Jean Le Rond D’Alembert (1717-1783) Paris’te doğmuş, Fransa’da yaşamıştır. D’Alembert kısmi differensiyel denklemleri ilk inceleyen bilim adamlarından biridir. Kısmi differensiyel denklemler ve akışkanlar mekaniği ilgili çalışmaları ve felsefi yazıları dışında, Diderot ile beraber editörlüğünü yaptığı ünlü 28 ciltlik “Encyclopedie” nin matematik maddelerinin hemen -hemen tümünü D’Alembert yazmıştır. Bu eser Fransız aydınlanmasının temel eserlerinden biridir.
Bu yüzyılın matematiği çeşitli, kapsamlı ve fikir yönünden zengindir. En önemli zaafları, kesinlik (rigor) eksikliği; yapılan işlerin, günümüzün standartlarına göre, yarım-yamalak, kusurlu ve eksik oluşudur. Matematiğin  o zamanda erişmiş olduğu düzeyde başka türlü olabilir miydi, bilmiyorum.

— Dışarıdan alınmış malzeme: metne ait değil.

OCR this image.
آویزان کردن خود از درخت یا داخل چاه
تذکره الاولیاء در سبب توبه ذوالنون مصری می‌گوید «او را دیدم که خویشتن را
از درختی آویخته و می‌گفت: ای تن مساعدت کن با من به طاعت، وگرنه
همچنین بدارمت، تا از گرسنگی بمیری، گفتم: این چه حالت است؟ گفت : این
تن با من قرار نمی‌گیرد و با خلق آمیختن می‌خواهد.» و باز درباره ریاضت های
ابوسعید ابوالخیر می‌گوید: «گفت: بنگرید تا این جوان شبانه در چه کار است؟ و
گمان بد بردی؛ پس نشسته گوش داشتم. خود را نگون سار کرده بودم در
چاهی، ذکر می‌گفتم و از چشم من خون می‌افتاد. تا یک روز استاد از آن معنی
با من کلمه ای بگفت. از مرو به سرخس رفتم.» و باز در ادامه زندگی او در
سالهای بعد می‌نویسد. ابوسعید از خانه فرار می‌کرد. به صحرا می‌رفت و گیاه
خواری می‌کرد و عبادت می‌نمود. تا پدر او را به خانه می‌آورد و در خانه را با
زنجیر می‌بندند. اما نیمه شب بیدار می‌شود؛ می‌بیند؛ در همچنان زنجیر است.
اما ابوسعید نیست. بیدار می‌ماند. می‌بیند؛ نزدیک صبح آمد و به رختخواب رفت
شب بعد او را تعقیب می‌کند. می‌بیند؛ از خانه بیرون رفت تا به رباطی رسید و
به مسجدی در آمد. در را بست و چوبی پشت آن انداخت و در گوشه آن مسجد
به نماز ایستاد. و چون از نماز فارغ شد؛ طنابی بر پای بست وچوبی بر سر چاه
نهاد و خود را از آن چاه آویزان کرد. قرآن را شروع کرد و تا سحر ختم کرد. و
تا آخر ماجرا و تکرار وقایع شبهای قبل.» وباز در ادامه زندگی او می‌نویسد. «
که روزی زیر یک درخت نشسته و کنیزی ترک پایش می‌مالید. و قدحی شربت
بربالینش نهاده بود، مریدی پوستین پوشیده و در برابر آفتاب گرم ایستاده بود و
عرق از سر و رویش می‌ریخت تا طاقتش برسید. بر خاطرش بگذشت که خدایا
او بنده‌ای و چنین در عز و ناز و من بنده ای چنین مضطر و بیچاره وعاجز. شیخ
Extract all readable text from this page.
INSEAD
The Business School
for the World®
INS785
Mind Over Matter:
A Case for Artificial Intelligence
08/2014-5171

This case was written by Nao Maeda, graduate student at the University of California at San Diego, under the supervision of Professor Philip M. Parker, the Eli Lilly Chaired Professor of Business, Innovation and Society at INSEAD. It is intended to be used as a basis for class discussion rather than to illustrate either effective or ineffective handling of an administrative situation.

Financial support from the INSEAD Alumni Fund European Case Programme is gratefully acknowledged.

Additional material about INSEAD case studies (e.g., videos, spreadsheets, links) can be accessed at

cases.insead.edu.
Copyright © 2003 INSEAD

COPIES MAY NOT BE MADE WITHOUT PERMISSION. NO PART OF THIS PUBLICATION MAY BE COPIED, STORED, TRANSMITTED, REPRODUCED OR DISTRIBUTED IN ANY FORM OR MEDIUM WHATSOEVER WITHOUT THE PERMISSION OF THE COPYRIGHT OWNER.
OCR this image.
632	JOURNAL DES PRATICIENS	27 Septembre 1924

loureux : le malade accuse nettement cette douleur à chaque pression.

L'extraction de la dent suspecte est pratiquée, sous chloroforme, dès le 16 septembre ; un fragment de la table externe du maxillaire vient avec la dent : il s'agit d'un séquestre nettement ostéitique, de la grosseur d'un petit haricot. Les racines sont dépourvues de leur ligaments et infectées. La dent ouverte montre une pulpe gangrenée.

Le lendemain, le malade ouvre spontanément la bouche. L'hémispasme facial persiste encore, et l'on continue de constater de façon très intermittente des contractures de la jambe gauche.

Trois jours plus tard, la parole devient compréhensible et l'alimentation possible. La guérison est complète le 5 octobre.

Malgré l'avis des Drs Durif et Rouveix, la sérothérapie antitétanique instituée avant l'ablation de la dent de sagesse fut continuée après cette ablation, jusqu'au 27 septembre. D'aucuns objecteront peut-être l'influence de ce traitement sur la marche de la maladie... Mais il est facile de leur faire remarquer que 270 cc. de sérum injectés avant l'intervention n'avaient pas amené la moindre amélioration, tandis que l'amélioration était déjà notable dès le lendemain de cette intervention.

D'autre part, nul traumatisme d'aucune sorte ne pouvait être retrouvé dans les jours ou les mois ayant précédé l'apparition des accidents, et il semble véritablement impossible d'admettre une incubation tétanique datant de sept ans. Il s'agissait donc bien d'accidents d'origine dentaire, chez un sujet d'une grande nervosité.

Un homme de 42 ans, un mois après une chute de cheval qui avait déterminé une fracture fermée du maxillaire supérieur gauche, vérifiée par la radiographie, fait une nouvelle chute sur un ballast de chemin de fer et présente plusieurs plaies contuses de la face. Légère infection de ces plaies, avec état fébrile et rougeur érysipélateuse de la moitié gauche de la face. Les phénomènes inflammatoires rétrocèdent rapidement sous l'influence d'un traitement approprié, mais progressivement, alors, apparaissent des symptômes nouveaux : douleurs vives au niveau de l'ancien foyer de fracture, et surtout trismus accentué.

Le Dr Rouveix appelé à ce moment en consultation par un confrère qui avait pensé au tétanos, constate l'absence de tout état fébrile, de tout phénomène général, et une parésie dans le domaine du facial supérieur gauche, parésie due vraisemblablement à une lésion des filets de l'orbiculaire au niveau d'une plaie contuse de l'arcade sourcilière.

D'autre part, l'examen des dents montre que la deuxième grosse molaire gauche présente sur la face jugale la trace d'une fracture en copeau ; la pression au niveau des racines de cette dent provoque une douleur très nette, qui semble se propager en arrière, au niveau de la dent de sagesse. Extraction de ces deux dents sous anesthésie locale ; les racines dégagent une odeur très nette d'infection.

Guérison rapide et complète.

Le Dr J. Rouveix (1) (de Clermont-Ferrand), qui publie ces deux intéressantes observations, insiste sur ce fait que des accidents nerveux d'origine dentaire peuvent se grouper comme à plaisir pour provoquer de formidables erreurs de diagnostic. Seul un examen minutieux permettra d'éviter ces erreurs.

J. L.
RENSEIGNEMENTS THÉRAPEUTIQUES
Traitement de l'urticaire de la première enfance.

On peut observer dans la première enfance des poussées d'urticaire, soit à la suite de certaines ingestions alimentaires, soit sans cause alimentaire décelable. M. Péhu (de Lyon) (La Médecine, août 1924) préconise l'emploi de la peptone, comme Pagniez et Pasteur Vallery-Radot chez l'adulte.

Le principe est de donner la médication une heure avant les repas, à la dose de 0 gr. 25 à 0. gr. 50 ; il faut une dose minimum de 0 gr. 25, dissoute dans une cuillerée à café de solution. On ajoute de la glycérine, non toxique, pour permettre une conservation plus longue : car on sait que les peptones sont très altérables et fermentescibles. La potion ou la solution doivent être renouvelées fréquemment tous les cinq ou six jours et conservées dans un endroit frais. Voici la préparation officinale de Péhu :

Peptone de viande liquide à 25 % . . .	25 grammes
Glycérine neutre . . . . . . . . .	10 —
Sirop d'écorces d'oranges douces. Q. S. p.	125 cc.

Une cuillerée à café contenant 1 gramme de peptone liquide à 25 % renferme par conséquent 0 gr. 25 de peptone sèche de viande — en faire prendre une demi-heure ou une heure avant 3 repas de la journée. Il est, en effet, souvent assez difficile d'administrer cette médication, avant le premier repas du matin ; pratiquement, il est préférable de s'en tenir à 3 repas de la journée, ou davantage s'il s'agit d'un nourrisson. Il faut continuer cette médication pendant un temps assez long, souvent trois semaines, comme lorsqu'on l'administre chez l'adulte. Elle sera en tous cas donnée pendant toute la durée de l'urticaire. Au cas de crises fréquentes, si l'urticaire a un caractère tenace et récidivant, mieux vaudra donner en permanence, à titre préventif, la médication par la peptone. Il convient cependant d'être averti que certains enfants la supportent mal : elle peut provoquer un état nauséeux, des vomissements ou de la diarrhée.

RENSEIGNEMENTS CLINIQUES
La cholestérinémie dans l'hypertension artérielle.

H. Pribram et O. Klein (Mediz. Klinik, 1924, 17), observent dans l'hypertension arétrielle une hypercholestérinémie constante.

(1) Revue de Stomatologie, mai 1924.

1800-1900 Arası. 19. asır çok sayıda, matematiğe önemli katkıları olmuş, bilim adamın yaşadığı bir asırdır. Bunların her birini  teker -teker ele alıp, onların neler yaptığını anlatmak, bu konuşma çerçevesinde mümkün değildir; ayrıca, buna bilgim de yetmez. Bunun yerine, bu asırda matematik nereden nereye geldi sorusuna cevap vermeye çalışacağım.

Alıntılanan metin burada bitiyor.